“Ah, you villain, you did kidnap her after all. Now if any harm has come to her, off goes your head, and down goes your pasteboard city.”

“Ah, Excellency,” said the Prime Minister with a wail of woe, “it was indeed depths of wickedness, but what was I to do? If I did not bring her to Seoul, not only was my head lost, but the heads of all my kin; and now, alas, the Emperor says that if she goes not willingly away he will yet execute me, and all my family as well. Excellency, it was an unlucky day when the white Princess came to the Palace. The Emperor is in fear of his life, and terror reigns in every corner. Yet she would not go until the King, her father, brought his warship to Chemulpo, and she demanded to be escorted by the whole court with the honours of an Empress from the capital to the sea. She was going to make the Emperor himself come, but he bowed his forehead in the dust, a thing unknown these ten thousand years in Corea, and so she laughed at him and allowed him to remain in the Palace. She has made a mock of his Majesty and his ancestors.”

“Serves him jolly well right,” said I, beginning to get an inkling of how the case stood. “Her ancestors fought for liberty, and it is not likely she is going to be deprived of hers by any tan-bark monarch who foolishly undertakes the job. Is the lady still at the Palace, Hun Woe?”

“No, Excellency, she is on her way hither, escorted by the Court, and riding proudly with her white ambassador. Indeed,” he continued, looking over his shoulder, “I can see them now, coming over the brow of that hill. She was so anxious to meet her father that she would not await your coming.”

“All right, Hun Woe, you line up your troops on each side of the road, and see that they bow low when the Princess passes. I shall return and acquaint the King, her father, with the state of the poll.”

So saying I wheeled my horse, galloped back, and informed the old gentleman that everything was all right. He heaved a deep sigh of relief, and I fancied his eyes twinkled somewhat as I related what particulars I had gathered of the reign of terror in Seoul since his daughter’s enforced arrival.

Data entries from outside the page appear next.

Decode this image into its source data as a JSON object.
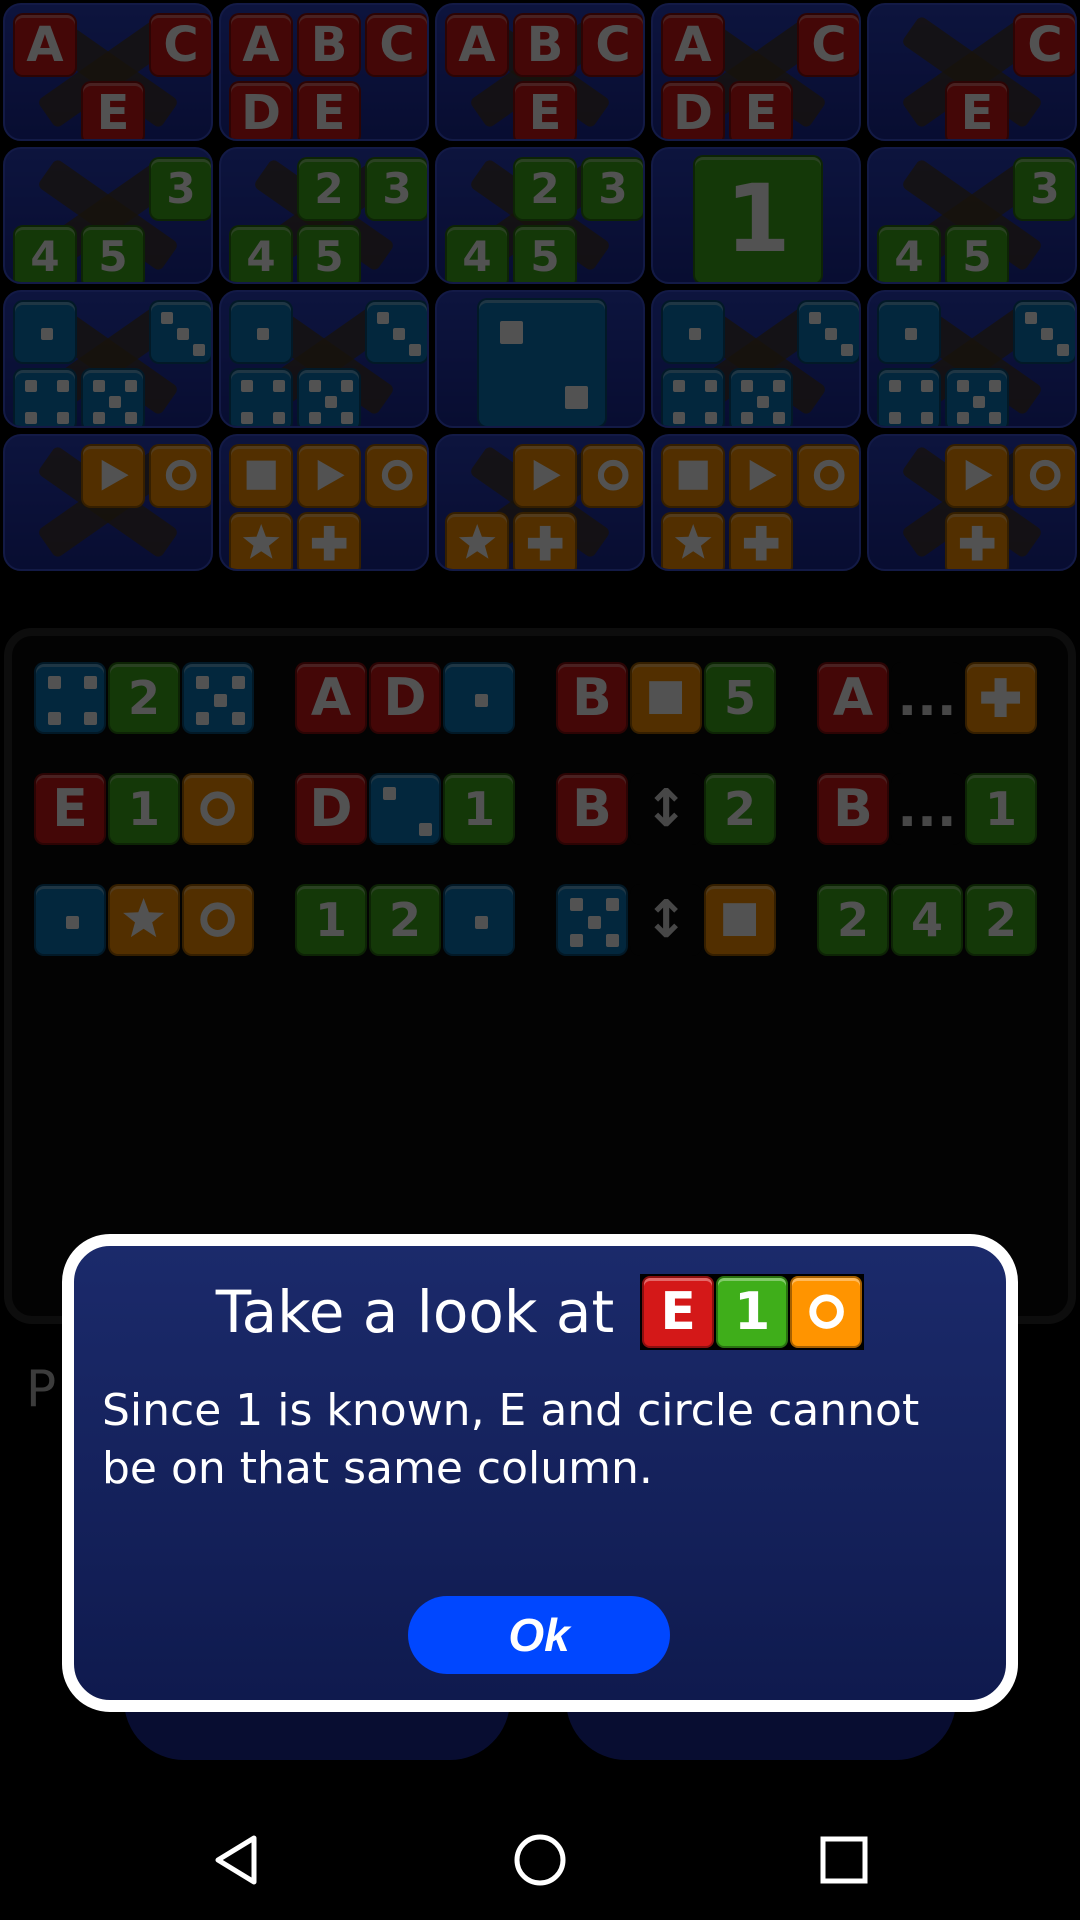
{
  "colors": {
    "red": "#d41818",
    "green": "#3fae1a",
    "blue": "#0b79bd",
    "orange": "#ff9400",
    "cell_blue": "#1a2a9a",
    "dialog_blue": "#1b2a6b",
    "ok_blue": "#0047ff"
  },
  "grid": {
    "rows": [
      {
        "category": "letters",
        "color": "red",
        "cells": [
          {
            "slots": [
              "A",
              "",
              "C",
              "",
              "E",
              ""
            ],
            "crossed": true
          },
          {
            "slots": [
              "A",
              "B",
              "C",
              "D",
              "E",
              ""
            ],
            "crossed": false
          },
          {
            "slots": [
              "A",
              "B",
              "C",
              "",
              "E",
              ""
            ],
            "crossed": true
          },
          {
            "slots": [
              "A",
              "",
              "C",
              "D",
              "E",
              ""
            ],
            "crossed": true
          },
          {
            "slots": [
              "",
              "",
              "C",
              "",
              "E",
              ""
            ],
            "crossed": true
          }
        ]
      },
      {
        "category": "numbers",
        "color": "green",
        "cells": [
          {
            "slots": [
              "",
              "",
              "3",
              "4",
              "5",
              ""
            ],
            "crossed": true
          },
          {
            "slots": [
              "",
              "2",
              "3",
              "4",
              "5",
              ""
            ],
            "crossed": true
          },
          {
            "slots": [
              "",
              "2",
              "3",
              "4",
              "5",
              ""
            ],
            "crossed": true
          },
          {
            "solved": "1"
          },
          {
            "slots": [
              "",
              "",
              "3",
              "4",
              "5",
              ""
            ],
            "crossed": true
          }
        ]
      },
      {
        "category": "dice",
        "color": "blue",
        "cells": [
          {
            "slots": [
              "die-1",
              "",
              "die-3",
              "die-4",
              "die-5",
              ""
            ],
            "crossed": true
          },
          {
            "slots": [
              "die-1",
              "",
              "die-3",
              "die-4",
              "die-5",
              ""
            ],
            "crossed": true
          },
          {
            "solved": "die-2"
          },
          {
            "slots": [
              "die-1",
              "",
              "die-3",
              "die-4",
              "die-5",
              ""
            ],
            "crossed": true
          },
          {
            "slots": [
              "die-1",
              "",
              "die-3",
              "die-4",
              "die-5",
              ""
            ],
            "crossed": true
          }
        ]
      },
      {
        "category": "shapes",
        "color": "orange",
        "cells": [
          {
            "slots": [
              "",
              "play-icon",
              "circle-icon",
              "",
              "",
              ""
            ],
            "crossed": true
          },
          {
            "slots": [
              "square-icon",
              "play-icon",
              "circle-icon",
              "star-icon",
              "plus-icon",
              ""
            ],
            "crossed": false
          },
          {
            "slots": [
              "",
              "play-icon",
              "circle-icon",
              "star-icon",
              "plus-icon",
              ""
            ],
            "crossed": true
          },
          {
            "slots": [
              "square-icon",
              "play-icon",
              "circle-icon",
              "star-icon",
              "plus-icon",
              ""
            ],
            "crossed": false
          },
          {
            "slots": [
              "",
              "play-icon",
              "circle-icon",
              "",
              "plus-icon",
              ""
            ],
            "crossed": true
          }
        ]
      }
    ]
  },
  "clues": [
    [
      {
        "t": "blue",
        "v": "die-4"
      },
      {
        "t": "green",
        "v": "2"
      },
      {
        "t": "blue",
        "v": "die-5"
      }
    ],
    [
      {
        "t": "red",
        "v": "A"
      },
      {
        "t": "red",
        "v": "D"
      },
      {
        "t": "blue",
        "v": "die-1"
      }
    ],
    [
      {
        "t": "red",
        "v": "B"
      },
      {
        "t": "orange",
        "v": "square-icon"
      },
      {
        "t": "green",
        "v": "5"
      }
    ],
    [
      {
        "t": "red",
        "v": "A"
      },
      {
        "t": "empty",
        "v": "..."
      },
      {
        "t": "orange",
        "v": "plus-icon"
      }
    ],
    [
      {
        "t": "red",
        "v": "E"
      },
      {
        "t": "green",
        "v": "1"
      },
      {
        "t": "orange",
        "v": "circle-icon"
      }
    ],
    [
      {
        "t": "red",
        "v": "D"
      },
      {
        "t": "blue",
        "v": "die-2"
      },
      {
        "t": "green",
        "v": "1"
      }
    ],
    [
      {
        "t": "red",
        "v": "B"
      },
      {
        "t": "empty",
        "v": "↕"
      },
      {
        "t": "green",
        "v": "2"
      }
    ],
    [
      {
        "t": "red",
        "v": "B"
      },
      {
        "t": "empty",
        "v": "..."
      },
      {
        "t": "green",
        "v": "1"
      }
    ],
    [
      {
        "t": "blue",
        "v": "die-1"
      },
      {
        "t": "orange",
        "v": "star-icon"
      },
      {
        "t": "orange",
        "v": "circle-icon"
      }
    ],
    [
      {
        "t": "green",
        "v": "1"
      },
      {
        "t": "green",
        "v": "2"
      },
      {
        "t": "blue",
        "v": "die-1"
      }
    ],
    [
      {
        "t": "blue",
        "v": "die-5"
      },
      {
        "t": "empty",
        "v": "↕"
      },
      {
        "t": "orange",
        "v": "square-icon"
      }
    ],
    [
      {
        "t": "green",
        "v": "2"
      },
      {
        "t": "green",
        "v": "4"
      },
      {
        "t": "green",
        "v": "2"
      }
    ]
  ],
  "background": {
    "partial_label": "P"
  },
  "dialog": {
    "title": "Take a look at",
    "title_tiles": [
      {
        "t": "red",
        "v": "E"
      },
      {
        "t": "green",
        "v": "1"
      },
      {
        "t": "orange",
        "v": "circle-icon"
      }
    ],
    "message": "Since 1 is known, E and circle cannot be on that same column.",
    "ok_label": "Ok"
  },
  "nav": {
    "back": "back-icon",
    "home": "home-icon",
    "recents": "recents-icon"
  }
}
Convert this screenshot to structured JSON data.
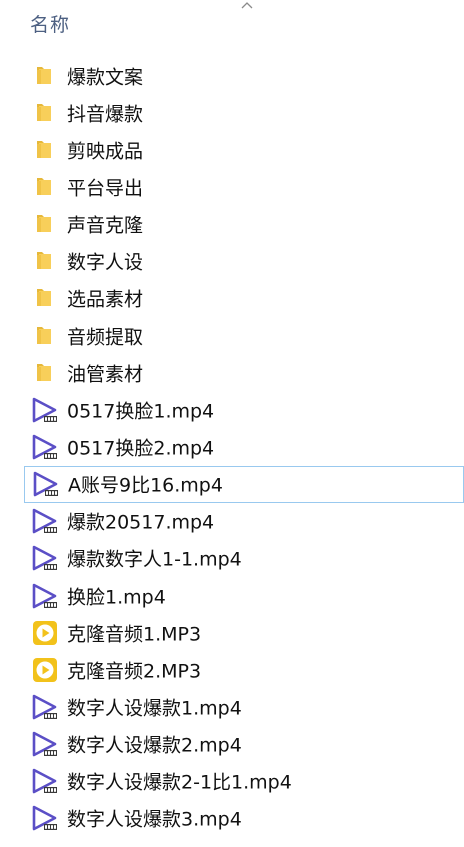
{
  "header": {
    "name_column": "名称"
  },
  "items": [
    {
      "type": "folder",
      "name": "爆款文案",
      "icon": "folder-icon"
    },
    {
      "type": "folder",
      "name": "抖音爆款",
      "icon": "folder-icon"
    },
    {
      "type": "folder",
      "name": "剪映成品",
      "icon": "folder-icon"
    },
    {
      "type": "folder",
      "name": "平台导出",
      "icon": "folder-icon"
    },
    {
      "type": "folder",
      "name": "声音克隆",
      "icon": "folder-icon"
    },
    {
      "type": "folder",
      "name": "数字人设",
      "icon": "folder-icon"
    },
    {
      "type": "folder",
      "name": "选品素材",
      "icon": "folder-icon"
    },
    {
      "type": "folder",
      "name": "音频提取",
      "icon": "folder-icon"
    },
    {
      "type": "folder",
      "name": "油管素材",
      "icon": "folder-icon"
    },
    {
      "type": "video",
      "name": "0517换脸1.mp4",
      "icon": "video-file-icon"
    },
    {
      "type": "video",
      "name": "0517换脸2.mp4",
      "icon": "video-file-icon"
    },
    {
      "type": "video",
      "name": "A账号9比16.mp4",
      "icon": "video-file-icon",
      "selected": true
    },
    {
      "type": "video",
      "name": "爆款20517.mp4",
      "icon": "video-file-icon"
    },
    {
      "type": "video",
      "name": "爆款数字人1-1.mp4",
      "icon": "video-file-icon"
    },
    {
      "type": "video",
      "name": "换脸1.mp4",
      "icon": "video-file-icon"
    },
    {
      "type": "audio",
      "name": "克隆音频1.MP3",
      "icon": "audio-file-icon"
    },
    {
      "type": "audio",
      "name": "克隆音频2.MP3",
      "icon": "audio-file-icon"
    },
    {
      "type": "video",
      "name": "数字人设爆款1.mp4",
      "icon": "video-file-icon"
    },
    {
      "type": "video",
      "name": "数字人设爆款2.mp4",
      "icon": "video-file-icon"
    },
    {
      "type": "video",
      "name": "数字人设爆款2-1比1.mp4",
      "icon": "video-file-icon"
    },
    {
      "type": "video",
      "name": "数字人设爆款3.mp4",
      "icon": "video-file-icon"
    }
  ],
  "colors": {
    "folder": "#f8cf5a",
    "folder_dark": "#e6b83a",
    "video_triangle": "#5b4fc6",
    "audio_circle": "#f2c21b",
    "selection_border": "#99c9ef",
    "header_text": "#4d6082"
  }
}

By the time I had finished my recital the cavalcade to the rear had passed between the lines of prostrate soldiers. The old gentleman moved forward to meet his daughter, and she came galloping on her pony and greeted him with an affectionate abandon that was delightful to see, although when she flung her arms round his neck she nearly unhorsed him. Her reception of the rest of us was like that of a school-girl out on a lark. She seemed to regard her abduction as the greatest fun that ever was, and was bubbling with laughter and glee. She kissed the sedate Hilda as if she were an only sister, reproaching herself that even for a moment she had preferred that little beast of a Countess, as she called her, to so noble a treasure as Miss Stretton. To me she was as gracious as if I were her dearest friend.

“And now, Poppa,” she cried, “shall I make this circus come with us to Chemulpo? I can do what I please with them; they belong to me.”

“I don’t think we want that crowd tagging after us, Gertie,” said her father without enthusiasm.

“Then, Mr. Tremorne,” she said, “will you order them home again, and tell ’em to be good for ever after. And oh! I want you to ask the Prime Minister if I didn’t make that old Emperor kow-tow to me.”